Press Release on joint EANM-EAN publication:
Guiding the prescription of brain FDG-PET in neurodegenerative conditions
Brain positron emission tomography (PET) with F-18 fluorodeoxyglucose has long been used in the diagnostic procedure of Alzheimer’s disease and related disorders to detect regions of cerebral hypometabolism, i.e., to identify parts of the brain that consume less glucose than expected, and thus work less than normal, due to neurodegeneration. With this function of detecting presence and location of brain damage even at early stages of neurodegenerative diseases, brain FDG-PET can be considered, together with magnetic resonance imaging, the first biomarker ever used in the field. Surprisingly, however, guidelines or recommendations for its clinical use had never been produced, at odds with other much more recent biomarkers, like for example the PET using tracers to detect the pathological amyloid brain protein, the typical hallmark of Alzheimer’s disease.
Based on this lack, two European scientific societies, the European Association of Nuclear Medicine and the European Academy of Neurology, have undertaken the initiative of formulating recommendations for the clinical use of the exam. The recommendations are aimed to help clinicians in using FDG-PET in the most fruitful and cost-effective way, while diagnosing Alzheimer’s disease and the other neurodegenerative conditions associated with cognitive impairment, that need to be discriminated one another in order to plan the best treatment options and to formulate a prognostic evaluation.
The two societies nominated a panel of specialists from different European countries, with direct expertise both in the clinical and research aspects of brain FDG-PET: Flavio Nobili, leading the initiative, from the Dept of Neuroscience, University and IRCCS Polyclinic S. Martino in Genoa, Italy, Zuzana Walker, Femke Bouwmann, Federica Agosta, Peter Nestor, Alexander Drzezga and Javier Arbizu. Panelists were helped by a group of facilitators, led by Marina Boccardi, from the team of Giovanni Frisoni, at University of Geneva, Switzerland and IRCCS S. Giovanni di Dio-Fatebenefratelli in Brescia, Italy. They performed an extensive work in order to base the required recommendations on scientific evidence of utility of the exam. From the wide scientific production on FDG-PET, the facilitators extracted the quantitative indices of utility, and summarized them in order to answer as many as 21 clinical questions, entailing the utility of the exam in different diagnostic scenarios, and relative to the use of semi-quantitative tools to assist scan reading. Using solid methodology, facilitators also assessed the scientific strength of such evidence, allowing the panel of experts to make decisions grounded as much as possible on scientific data.

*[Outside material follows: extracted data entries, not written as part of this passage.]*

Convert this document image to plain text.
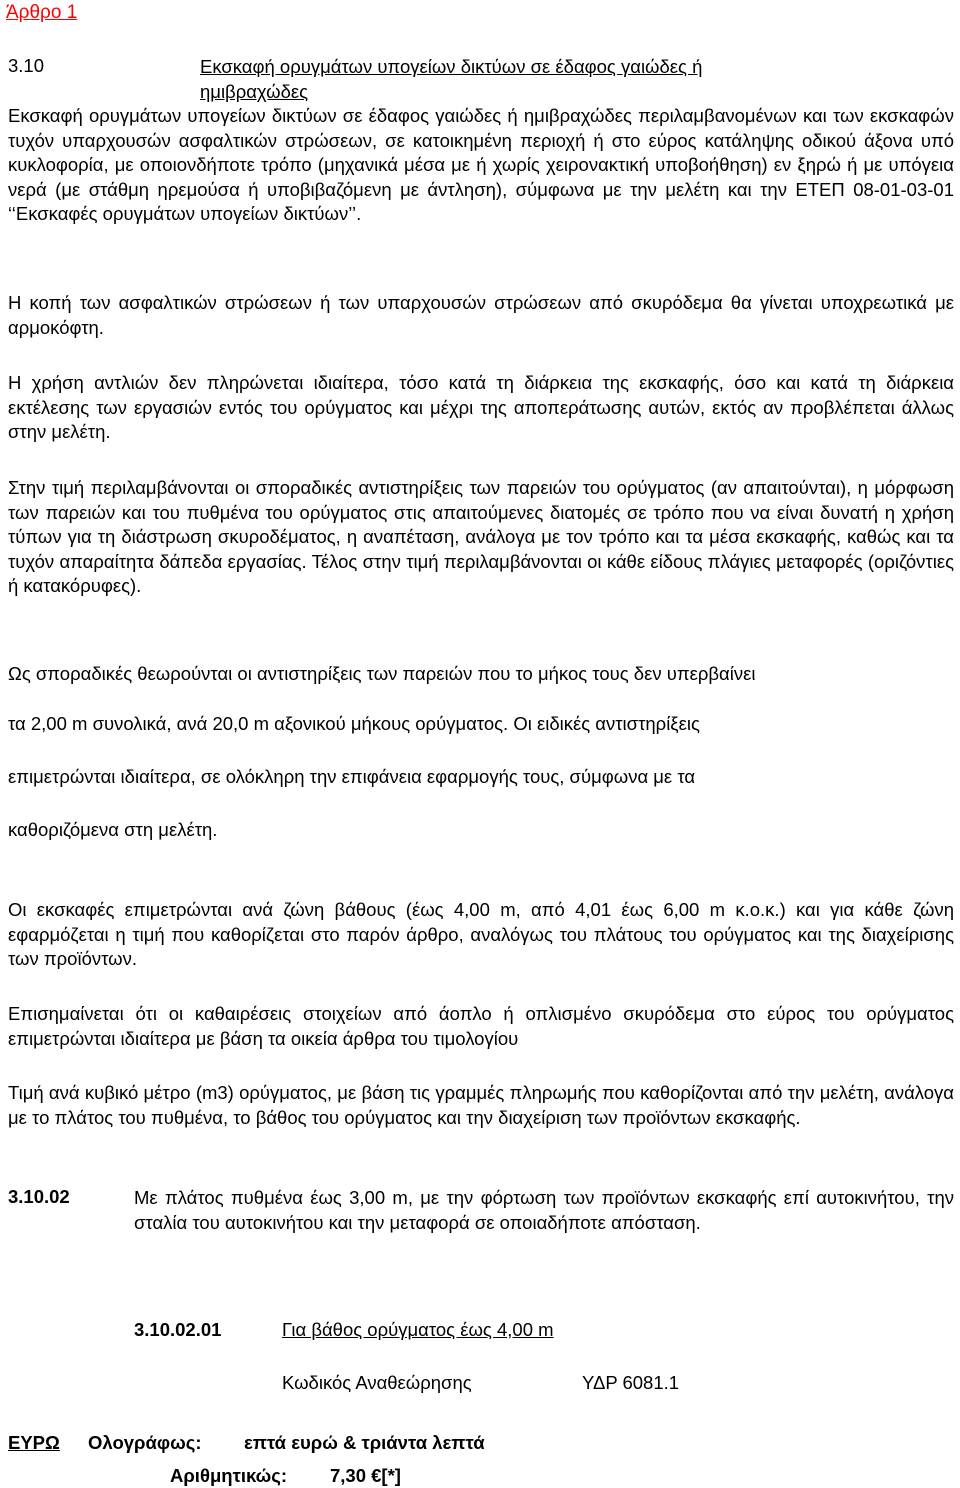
Άρθρο 1
3.10	Εκσκαφή ορυγμάτων υπογείων δικτύων σε έδαφος γαιώδες ή
ημιβραχώδες
Εκσκαφή ορυγμάτων υπογείων δικτύων σε έδαφος γαιώδες ή ημιβραχώδες περιλαμβανομένων και των εκσκαφών τυχόν υπαρχουσών ασφαλτικών στρώσεων, σε κατοικημένη περιοχή ή στο εύρος κατάληψης οδικού άξονα υπό κυκλοφορία, με οποιονδήποτε τρόπο (μηχανικά μέσα με ή χωρίς χειρονακτική υποβοήθηση) εν ξηρώ ή με υπόγεια νερά (με στάθμη ηρεμούσα ή υποβιβαζόμενη με άντληση), σύμφωνα με την μελέτη και την ΕΤΕΠ 08-01-03-01 ‘‘Εκσκαφές ορυγμάτων υπογείων δικτύων’’.
Η κοπή των ασφαλτικών στρώσεων ή των υπαρχουσών στρώσεων από σκυρόδεμα θα γίνεται υποχρεωτικά με αρμοκόφτη.
Η χρήση αντλιών δεν πληρώνεται ιδιαίτερα, τόσο κατά τη διάρκεια της εκσκαφής, όσο και κατά τη διάρκεια εκτέλεσης των εργασιών εντός του ορύγματος και μέχρι της αποπεράτωσης αυτών, εκτός αν προβλέπεται άλλως στην μελέτη.
Στην τιμή περιλαμβάνονται οι σποραδικές αντιστηρίξεις των παρειών του ορύγματος (αν απαιτούνται), η μόρφωση των παρειών και του πυθμένα του ορύγματος στις απαιτούμενες διατομές σε τρόπο που να είναι δυνατή η χρήση τύπων για τη διάστρωση σκυροδέματος, η αναπέταση, ανάλογα με τον τρόπο και τα μέσα εκσκαφής, καθώς και τα τυχόν απαραίτητα δάπεδα εργασίας. Τέλος στην τιμή περιλαμβάνονται οι κάθε είδους πλάγιες μεταφορές (οριζόντιες ή κατακόρυφες).
Ως σποραδικές θεωρούνται οι αντιστηρίξεις των παρειών που το μήκος τους δεν υπερβαίνει
τα 2,00 m συνολικά, ανά 20,0 m αξονικού μήκους ορύγματος. Οι ειδικές αντιστηρίξεις
επιμετρώνται ιδιαίτερα, σε ολόκληρη την επιφάνεια εφαρμογής τους, σύμφωνα με τα
καθοριζόμενα στη μελέτη.
Οι εκσκαφές επιμετρώνται ανά ζώνη βάθους (έως 4,00 m, από 4,01 έως 6,00 m κ.ο.κ.) και για κάθε ζώνη εφαρμόζεται η τιμή που καθορίζεται στο παρόν άρθρο, αναλόγως του πλάτους του ορύγματος και της διαχείρισης των προϊόντων.
Επισημαίνεται ότι οι καθαιρέσεις στοιχείων από άοπλο ή οπλισμένο σκυρόδεμα στο εύρος του ορύγματος επιμετρώνται ιδιαίτερα με βάση τα οικεία άρθρα του τιμολογίου
Τιμή ανά κυβικό μέτρο (m3) ορύγματος, με βάση τις γραμμές πληρωμής που καθορίζονται από την μελέτη, ανάλογα με το πλάτος του πυθμένα, το βάθος του ορύγματος και την διαχείριση των προϊόντων εκσκαφής.
3.10.02	Με πλάτος πυθμένα έως 3,00 m, με την φόρτωση των προϊόντων εκσκαφής επί αυτοκινήτου, την σταλία του αυτοκινήτου και την μεταφορά σε οποιαδήποτε απόσταση.
3.10.02.01	Για βάθος ορύγματος έως 4,00 m
Κωδικός Αναθεώρησης	ΥΔΡ 6081.1
ΕΥΡΩ Ολογράφως: επτά ευρώ & τριάντα λεπτά
Αριθμητικώς: 7,30 €[*]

This extensive work also offered the chance to highlight the limitations of the available scientific studies on FDG-PET, and a precious set of methodological improvements and research priorities has been published, together with the evidence extracted from the literature to outline the recommendations, in press on a dedicated issue on the European Journal of Nuclear Medicine and Molecular Imaging
(DOI: 10.1007/s00259-018-4031-2; 10.1007/s00259-018-4032-1; 10.1007/s00259-018-4034-z; 10.1007/s00259-018- 4035-y; 10.1007/s00259-018-4030-3; 10.1007/s00259-018-4033-0; 10.1007/s00259- 018-4024-1; 10.1007/s00259-018-4039-7; 10.1007/s00259-018-4027-y). This complex work is pivot to the next era of precision medicine for the field of dementing neurodegenerative conditions: completing the validation of biomarkers according to the latest methodological standard will allow their most versatile and cost-effective use, boosting drug development and improving time and reliability of diagnosis.